Other than that, here are things that can be helpful. The more of these that a person likes, the more likely that you’re right, this IS what they need, and you will see improvement.
• Do a Mirror Dance: Two people (comparable height desired) face each other, take turns being leader and follower. Leader lifts a foot, looks to the side, slowly bends their knees, whatever — fun moves. Slow enough that the other mirrors him/her.
• Tree Climbing
• Pogo stick
• Trampoline Jumping
• Wheelbarrow (both roles)
• See how many different textures he can rub with a crayon. His siblings can guess; he can guess theirs.
• Concentration-like games (where was that card? Match them up)
• Look at a familiar setting (kitchen table, set for dinner) – what is missing? (Salt and pepper? Did somebody not get a fork?) Also, have him look at it, take something away, see if he can guess it.
• Ditto with a more complicated setting – pantry. What’s out of its usual place, if things have usual places. Take something easy to notice out; can he notice it? Other places – coat closet? Living room – is something re-arranged?
• Button, button, who’s got the button? Put a button in a room, see how long it takes him to find it. He can race his siblings. Start out easy, make it a bit harder (not so hard as to lose interest).
• Different smells. Spices, fruits, oils, veggies, chocolate, popcorn, even root beer vs 7 up, tea, coffee, newspaper, grass or leaves, household cleaners, etc.
• Name your favorite foods at the dinner table.
• Lifting/carrying heavy things is great.
• I spy – something “green” – how many green things can we see? Also, here’s Waldo.
• Mimicry. Pair up two of you, can one mimic the other? Facial expressions or entire body. Change around.
• Dribbling basketball. Did you ever play four-square? Learn to bounce the ball, twirl your leg over it, bounce again? That sort of thing?
• The great outdoors. Call his attention to the breeze, temperature, etc….can he estimate speed, degrees of temperature? How good can he get at it?
• IS there somewhere where he can swing/merry-go-round?
• Running. Can he run all the way to the end of the block? And back? How fast? Lots of in-his-face time with that, encouraging and celebrating.
• What is it? A big collection of things – screws, hooks, a hammer, a cup, a bottle cap, cans (what might be in this can?), batteries, cords……lots of little things and stuff he hasn’t seen in awhile with an odd shape. Gather lots of caps, for instance, and see if he can tell that this one is to the toothpaste, that one to the shampoo.
• Estimate weights and distances. How much does this weigh? That? Investigate. What’s heavier, a pencil or a pen? How big is this room? How far do you think it is to school?

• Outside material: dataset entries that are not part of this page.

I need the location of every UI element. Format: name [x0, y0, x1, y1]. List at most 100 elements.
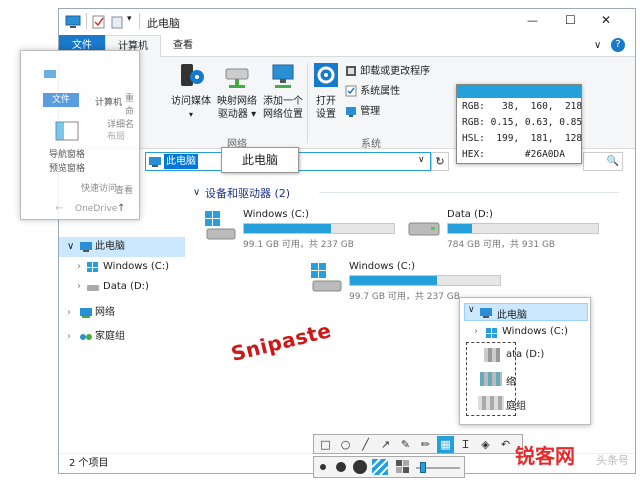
nav-item-homegroup[interactable]: › 家庭组: [59, 327, 185, 347]
nav-item-this-pc[interactable]: ∨ 此电脑: [59, 237, 185, 257]
ellipse-tool-icon[interactable]: ○: [337, 436, 354, 453]
chevron-right-icon[interactable]: ›: [77, 277, 81, 297]
drive-tile[interactable]: Windows (C:) 99.1 GB 可用，共 237 GB: [203, 207, 403, 251]
windows-drive-icon: [87, 262, 98, 272]
refresh-button[interactable]: ↻: [431, 152, 449, 171]
drive-usage-bar: [243, 223, 395, 234]
chevron-right-icon[interactable]: ›: [67, 303, 71, 323]
system-properties-label: 系统属性: [360, 86, 401, 97]
marker-tool-icon[interactable]: ✏: [417, 436, 434, 453]
new-folder-icon[interactable]: [111, 15, 123, 29]
nav-item-network[interactable]: › 网络: [59, 303, 185, 323]
computer-icon: [44, 70, 56, 78]
annotation-toolbar: □ ○ ╱ ↗ ✎ ✏ ▦ Ｉ ◈ ↶: [313, 434, 523, 454]
computer-icon: [149, 157, 161, 167]
ghost-arrow-left-icon: ←: [55, 203, 64, 214]
map-drive-label: 映射网络: [217, 96, 257, 107]
system-properties-button[interactable]: 系统属性: [345, 85, 400, 99]
nav-item-windows-c[interactable]: › Windows (C:): [59, 257, 185, 277]
eraser-tool-icon[interactable]: ◈: [477, 436, 494, 453]
open-settings-button[interactable]: 打开 设置: [311, 61, 341, 121]
access-media-button[interactable]: 访问媒体 ▾: [171, 61, 211, 121]
mosaic-block: [480, 372, 502, 386]
color-swatch: [457, 85, 581, 98]
nav-windows-c-label: Windows (C:): [103, 261, 169, 272]
address-dropdown-icon[interactable]: ∨: [418, 155, 425, 165]
nav-homegroup-label: 家庭组: [95, 331, 125, 342]
add-network-location-button[interactable]: 添加一个 网络位置: [261, 61, 305, 121]
properties-icon[interactable]: [92, 15, 106, 29]
tab-view[interactable]: 查看: [163, 35, 203, 57]
pen-tool-icon[interactable]: ✎: [397, 436, 414, 453]
nav-data-d-label: Data (D:): [103, 281, 149, 292]
drive-tile[interactable]: Data (D:) 784 GB 可用，共 931 GB: [407, 207, 607, 251]
size-slider-handle[interactable]: [420, 462, 426, 473]
pinned-snippet[interactable]: 文件 计算机 重命名 详细 布局 导航窗格 预览窗格 快速访问 查看 OneDr…: [20, 50, 140, 220]
drive-size: 99.7 GB 可用，共 237 GB: [349, 292, 460, 302]
ghost-arrow-up-icon: ↑: [117, 203, 126, 214]
quick-access-dropdown[interactable]: ▾: [127, 14, 132, 24]
mosaic-tool-icon[interactable]: ▦: [437, 436, 454, 453]
nav-item-data-d[interactable]: › Data (D:): [59, 277, 185, 297]
ghost-nav-pane: 导航窗格: [49, 150, 86, 160]
mini-data-d-label: ata (D:): [506, 349, 545, 360]
group-label-system: 系统: [361, 139, 381, 150]
small-dot-icon[interactable]: [318, 462, 328, 472]
computer-icon: [80, 242, 92, 252]
add-location-label2: 网络位置: [263, 109, 303, 120]
close-button[interactable]: ✕: [601, 13, 611, 27]
title-bar: ▾ 此电脑 — ☐ ✕: [59, 9, 635, 35]
search-icon: 🔍: [606, 156, 619, 167]
annotation-style-toolbar: [313, 456, 465, 478]
minimize-button[interactable]: —: [527, 14, 538, 27]
mini-homegroup-label: 庭组: [506, 401, 526, 412]
chevron-right-icon[interactable]: ›: [77, 257, 81, 277]
manage-button[interactable]: 管理: [345, 105, 380, 119]
open-settings-label2: 设置: [316, 109, 336, 120]
chevron-down-icon[interactable]: ∨: [67, 237, 74, 257]
hex-line: HEX: #26A0DA: [462, 149, 565, 160]
maximize-button[interactable]: ☐: [565, 13, 576, 27]
ghost-layout: 布局: [107, 132, 126, 142]
ghost-preview-pane: 预览窗格: [49, 164, 86, 174]
text-tool-icon[interactable]: Ｉ: [457, 436, 474, 453]
pinned-tree-snippet[interactable]: ∨ 此电脑 › Windows (C:) ata (D:) 络 庭组: [459, 297, 591, 425]
chevron-right-icon[interactable]: ›: [67, 327, 71, 347]
uninstall-program-button[interactable]: 卸载或更改程序: [345, 65, 430, 79]
windows-drive-icon: [205, 211, 236, 240]
undo-tool-icon[interactable]: ↶: [497, 436, 514, 453]
mosaic-block: [484, 348, 500, 362]
search-box[interactable]: 🔍: [583, 152, 623, 171]
section-chevron-icon[interactable]: ∨: [193, 187, 200, 198]
drive-name: Data (D:): [447, 209, 493, 220]
open-settings-label: 打开: [316, 96, 336, 107]
drive-size: 99.1 GB 可用，共 237 GB: [243, 240, 354, 250]
drive-size: 784 GB 可用，共 931 GB: [447, 240, 556, 250]
mini-item-this-pc: ∨ 此电脑: [464, 303, 588, 321]
mosaic-block: [478, 396, 504, 410]
ghost-onedrive: OneDrive: [75, 204, 118, 214]
mosaic-style-icon[interactable]: [372, 459, 388, 475]
computer-icon: [65, 15, 81, 28]
medium-dot-icon[interactable]: [334, 460, 348, 474]
ghost-tab-file: 文件: [43, 93, 79, 107]
ribbon-expand-icon[interactable]: ∨: [594, 40, 601, 51]
homegroup-icon: [80, 334, 92, 340]
blur-icon[interactable]: [396, 460, 410, 474]
uninstall-icon: [346, 66, 356, 76]
drive-name: Windows (C:): [243, 209, 309, 220]
hard-drive-icon: [408, 222, 440, 236]
network-icon: [80, 308, 92, 318]
section-title[interactable]: 设备和驱动器 (2): [205, 185, 290, 201]
drive-usage-bar: [447, 223, 599, 234]
hard-drive-icon: [87, 285, 99, 291]
nav-pane-icon: [55, 121, 79, 141]
help-icon[interactable]: ?: [611, 38, 625, 52]
line-tool-icon[interactable]: ╱: [357, 436, 374, 453]
ghost-rename: 重命名: [125, 94, 135, 130]
map-drive-button[interactable]: 映射网络 驱动器 ▾: [215, 61, 259, 121]
large-dot-icon[interactable]: [352, 459, 368, 475]
system-properties-icon: [345, 85, 357, 97]
rectangle-tool-icon[interactable]: □: [317, 436, 334, 453]
arrow-tool-icon[interactable]: ↗: [377, 436, 394, 453]
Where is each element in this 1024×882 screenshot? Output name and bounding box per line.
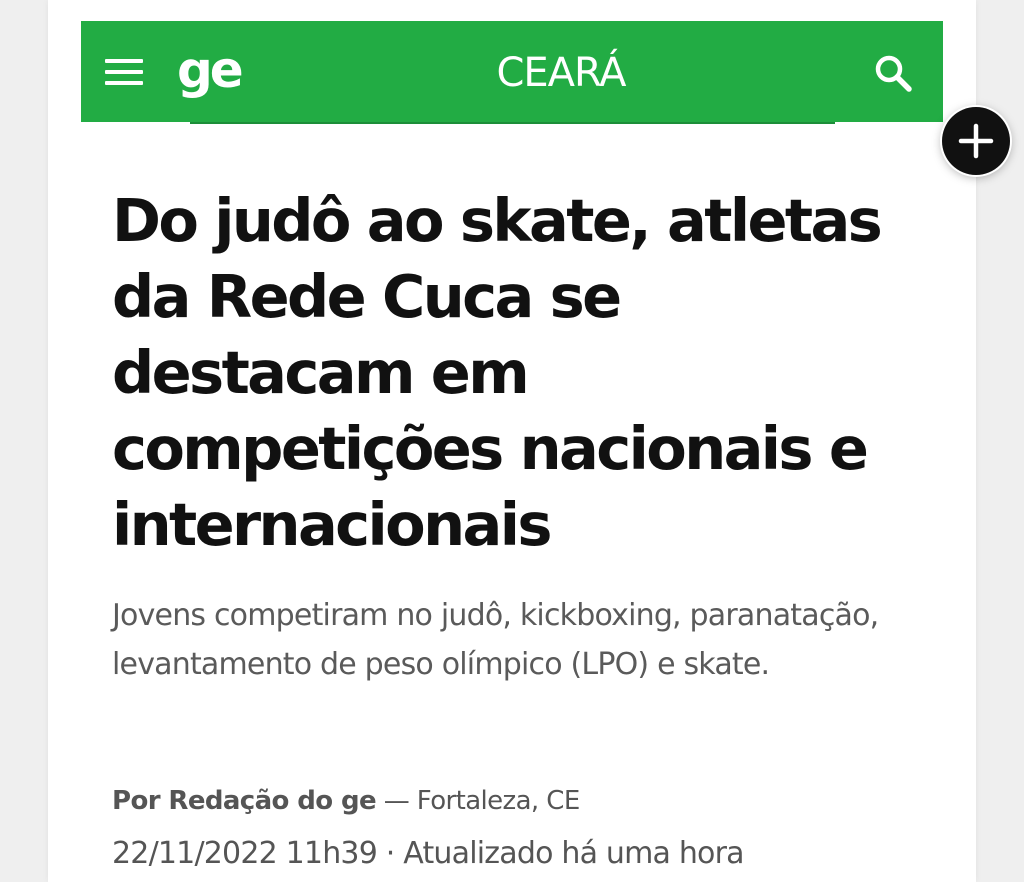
menu-button[interactable] xyxy=(103,55,145,89)
hamburger-menu-icon xyxy=(105,59,143,63)
hamburger-menu-icon-bar xyxy=(105,81,143,85)
add-button[interactable] xyxy=(942,107,1010,175)
hamburger-menu-icon-bar xyxy=(105,70,143,74)
site-header: ge CEARÁ xyxy=(81,21,943,122)
author-name[interactable]: Por Redação do ge xyxy=(112,786,377,816)
updated-time: Atualizado há uma hora xyxy=(403,836,744,871)
search-icon xyxy=(875,55,912,92)
plus-icon xyxy=(958,123,994,159)
section-title[interactable]: CEARÁ xyxy=(431,48,691,98)
article-dateline: 22/11/2022 11h39 · Atualizado há uma hor… xyxy=(112,832,892,876)
header-divider xyxy=(190,122,835,124)
published-time: 22/11/2022 11h39 xyxy=(112,836,378,871)
dateline-separator: · xyxy=(385,836,396,871)
article-byline: Por Redação do ge — Fortaleza, CE xyxy=(112,780,892,822)
article-location: — Fortaleza, CE xyxy=(383,786,581,816)
article-headline: Do judô ao skate, atletas da Rede Cuca s… xyxy=(112,186,883,559)
ge-logo[interactable]: ge xyxy=(177,37,244,103)
article-subtitle: Jovens competiram no judô, kickboxing, p… xyxy=(112,598,879,682)
search-button[interactable] xyxy=(871,51,915,95)
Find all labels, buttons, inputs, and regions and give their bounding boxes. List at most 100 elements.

• How does Skippy vs Jif vs Generic peanut butter taste different from one another? A tad inconvenient/expensive, but great for paying attention to our sense of taste. Also do-able with homemade vs store brand vs name brand mac and cheese, Cheerios, whatever. You only need to get ONE of each different thing – and then see what he’d like to try different brands of. Which apple varieties taste different? Tap vs bottled water?
• Pushups, also with pet or baby on back? Against a wall? Is it possible/wise? Situps? Pullups?
• What is next to the church? What color house? What is next to the produce department at the grocery store? What is on the corner of ___ and ______? Which way is east now? South? What’s on the southeast corner of ___ and ___?
• Draw on his back; see if he can identify numbers or letters. Have him do so to others; it helps to complete that cycle.
• Crab-walking (like bear-walking — hands and feet — only starting on your back, do it while looking at ceiling.
• Pen-clicking — in a halo-type circle around his head (on the vertical plane), click a pen while his eyes are closed. Can he point his eyeballs to the pen’s location, then open them.
These are fun ways you can encourage these connections. I’m not permitted to share online the (faster, I believe) therapeutic ways one can do it — just in therapy. But these will make quite a difference.